Different sample size across versions of 1940 census

My organization has a version of the IPUMS Complete Count 1940 census data stored in a repository. It claims to include all individuals from the 1940 US census. The total number of records in the file is 132,404,766. The citation information provided is:
Steven Ruggles, Katie Genadek, Ronald Goeken, Josiah Grover, and Matthew Sobek. Integrated Public Use Microdata Series: Version 6.0 [dataset]. Minneapolis: University of Minnesota, 2015.

However, when I access the 1940 full count census data on IPUMS.org, I’m seeing that the total number of records is 131,903,910. The citation info currently on the ipums website is: **Steven Ruggles, Sarah Flood, Ronald Goeken, Josiah Grover, Erin Meyer, Jose Pacas, and Matthew Sobek. IPUMS USA: Version 9.0 [dataset]. Minneapolis, MN: IPUMS, 2019. https://doi.org/10.18128/D010.V9.0

So, it looks like there is a discrepancy of about 500,000 people. I also noticed in the citation info that the versions are different. I’m a bit confused because it seems like the total N for the 1940 census should be fixed. Is there any reason to expect differing counts across versions of the data?

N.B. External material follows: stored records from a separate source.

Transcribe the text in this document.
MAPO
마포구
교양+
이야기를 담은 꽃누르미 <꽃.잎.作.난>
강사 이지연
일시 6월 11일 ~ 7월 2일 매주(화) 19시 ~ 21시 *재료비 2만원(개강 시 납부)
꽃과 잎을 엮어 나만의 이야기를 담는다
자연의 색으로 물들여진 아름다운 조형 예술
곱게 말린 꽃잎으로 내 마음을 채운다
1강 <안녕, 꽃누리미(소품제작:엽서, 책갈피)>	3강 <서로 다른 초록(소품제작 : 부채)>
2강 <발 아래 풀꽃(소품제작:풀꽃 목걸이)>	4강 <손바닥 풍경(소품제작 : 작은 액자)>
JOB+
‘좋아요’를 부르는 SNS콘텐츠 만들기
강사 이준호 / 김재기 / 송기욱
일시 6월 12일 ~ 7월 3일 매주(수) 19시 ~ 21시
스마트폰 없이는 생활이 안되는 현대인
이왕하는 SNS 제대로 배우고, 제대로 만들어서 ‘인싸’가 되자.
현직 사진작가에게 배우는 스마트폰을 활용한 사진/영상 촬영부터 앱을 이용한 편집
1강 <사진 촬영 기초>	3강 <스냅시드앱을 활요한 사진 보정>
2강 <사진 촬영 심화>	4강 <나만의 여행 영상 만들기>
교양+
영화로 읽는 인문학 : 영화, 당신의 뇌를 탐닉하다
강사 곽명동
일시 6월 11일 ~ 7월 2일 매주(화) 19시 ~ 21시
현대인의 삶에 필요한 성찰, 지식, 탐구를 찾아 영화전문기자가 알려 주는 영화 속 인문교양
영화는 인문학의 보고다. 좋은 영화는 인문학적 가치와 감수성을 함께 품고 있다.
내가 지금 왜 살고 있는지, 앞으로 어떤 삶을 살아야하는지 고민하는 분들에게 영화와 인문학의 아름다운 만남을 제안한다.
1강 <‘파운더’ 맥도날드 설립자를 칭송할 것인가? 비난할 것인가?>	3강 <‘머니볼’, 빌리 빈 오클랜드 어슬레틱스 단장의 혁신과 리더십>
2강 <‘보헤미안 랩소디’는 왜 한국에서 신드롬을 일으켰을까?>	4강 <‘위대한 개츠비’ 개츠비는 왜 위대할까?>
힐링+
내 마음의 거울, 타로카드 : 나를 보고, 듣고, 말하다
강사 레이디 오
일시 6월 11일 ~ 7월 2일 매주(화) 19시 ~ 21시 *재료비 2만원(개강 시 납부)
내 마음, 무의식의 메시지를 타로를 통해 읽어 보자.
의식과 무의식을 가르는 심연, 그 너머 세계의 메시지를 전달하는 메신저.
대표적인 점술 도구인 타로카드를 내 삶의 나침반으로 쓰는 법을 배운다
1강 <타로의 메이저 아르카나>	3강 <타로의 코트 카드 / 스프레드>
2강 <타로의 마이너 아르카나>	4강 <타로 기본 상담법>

This is a good question. Typically, revisions to the data are listed on the IPUMS USA Revisions Page. In this case, two notes seem to identify the source of the differing number of records. First on January 29, 2019 a new version of the 1940 file was released which excluded Alaska and Hawaii. Second, on February 8, 2016 an updated version of the 1940 full count file removed a number of duplicate person records from the file.